RADARNESIA.COM – Ditegaskan oleh pemerhati anak, Ayu Ningsih bahwa Undang-Undang Nomor 23 Tahun 2002 tentang Perlindungan Anak, sebagaimana diubah dengan UU Nomor 35 Tahun 2014, secara eksplisit melarang pelibatan anak dalam kegiatan politik. Hal ini diatur dengan jelas dalam Pasal 15 dan Pasal 76H.
“Pasal 15 menyatakan bahwa anak berhak memperoleh perlindungan dari penyalahgunaan dalam kegiatan politik. Sementara itu, Pasal 76H melarang siapa pun untuk merekrut atau memperalat anak, baik untuk kepentingan militer maupun kegiatan lainnya, yang dapat mengancam keselamatan jiwa mereka,” dalam rilis resminya, Senin (14/10/2024).
Ayu, yang juga mantan komisioner Komisi Pengawasan dan Perlindungan Anak Aceh (KPPAA), menambahkan bahwa sanksi bagi pihak yang melanggar diatur dalam Pasal 87 UU tersebut. “Kandidat, partai politik, atau orang tua yang melibatkan anak dalam aktivitas politik bisa dikenai hukuman pidana hingga lima tahun penjara dan/atau denda maksimal Rp100 juta,” tegasnya.
Ayu menyoroti bahwa kampanye politik, khususnya kampanye terbuka partai politik di tahun-tahun sebelumnya, masih rentan terjadi pelibatan dan penyalahgunaan anak. “Kampanye terbuka dan tertutup sering melibatkan anak dalam kegiatan-kegiatan yang sebenarnya tidak sesuai dengan usia mereka,” ungkap Ayu.
Menurutnya, dampak negatif pelibatan anak dalam politik sangat besar karena anak-anak belum memiliki kemampuan matang dalam menyaring informasi dan merespons perbedaan pendapat. “Ini dapat memicu bullying dan kekerasan ketika anak berbeda pandangan dengan teman sebaya.
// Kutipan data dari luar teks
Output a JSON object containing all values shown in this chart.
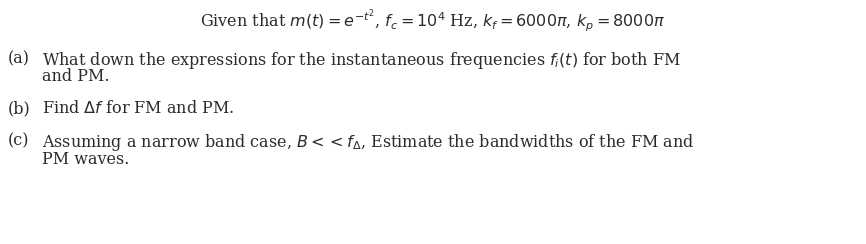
{
  "background_color": "#ffffff",
  "title_line": "Given that $m(t) = e^{-t^2}$, $f_c = 10^4$ Hz, $k_f = 6000\\pi$, $k_p = 8000\\pi$",
  "part_a_label": "(a)",
  "part_a_text1": "What down the expressions for the instantaneous frequencies $f_i(t)$ for both FM",
  "part_a_text2": "and PM.",
  "part_b_label": "(b)",
  "part_b_text": "Find $\\Delta f$ for FM and PM.",
  "part_c_label": "(c)",
  "part_c_text1": "Assuming a narrow band case, $B << f_{\\Delta}$, Estimate the bandwidths of the FM and",
  "part_c_text2": "PM waves.",
  "font_size": 11.5,
  "text_color": "#2b2b2b",
  "fig_width": 8.66,
  "fig_height": 2.44,
  "dpi": 100
}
Terlebih lagi, jika kampanye melalui media sosial berisi hoaks, kampanye hitam, atau provokasi, anak-anak bisa terdorong untuk membenci calon tertentu tanpa dasar,” jelasnya.
Ayu mengimbau peserta Pilkada 2024 dan penyelenggara pemilu agar menghadirkan kampanye yang ramah anak serta memasukkan isu perlindungan anak ke dalam visi dan misi calon kepala daerah. “Masyarakat perlu melihat sejauh mana komitmen para calon dalam memperjuangkan hak-hak anak dan menciptakan lingkungan yang ramah bagi perkembangan anak,” katanya.
Ia juga meminta peserta pilkada untuk tidak menggunakan modus-modus seperti mobilisasi anak, penggunaan atribut politik pada anak, atau eksploitasi kesulitan anak dalam iklan kampanye. “Orang tua dan guru harus menjadi contoh bagi anak dalam pendidikan politik yang sehat, bukan justru mewariskan cara-cara politik yang salah,” tambahnya.
Selain melanggar UU Perlindungan Anak, Ayu menekankan bahwa politisasi anak juga dapat meningkatkan risiko mereka menjadi korban kekerasan, baik fisik maupun psikis. Politisasi ini, lanjutnya, juga berpotensi mencabut hak-hak dasar anak, seperti hak bermain, belajar, dan menikmati waktu luang.
“Pendidikan politik yang baik seharusnya menyiapkan anak-anak agar kelak dapat berpartisipasi dengan matang di dunia politik dan menjadi bagian dari demokrasi yang berkualitas. Kampanye politik harus mampu memberikan contoh positif tentang berdemokrasi, termasuk dengan menciptakan kampanye yang ramah anak,” tutup Ayu.
Dia berharap momentum Pilkada 2024 di Aceh bisa menjadi titik balik bagi partai politik dan masyarakat dalam mengutamakan perlindungan anak serta menciptakan demokrasi yang lebih sehat dan inklusif.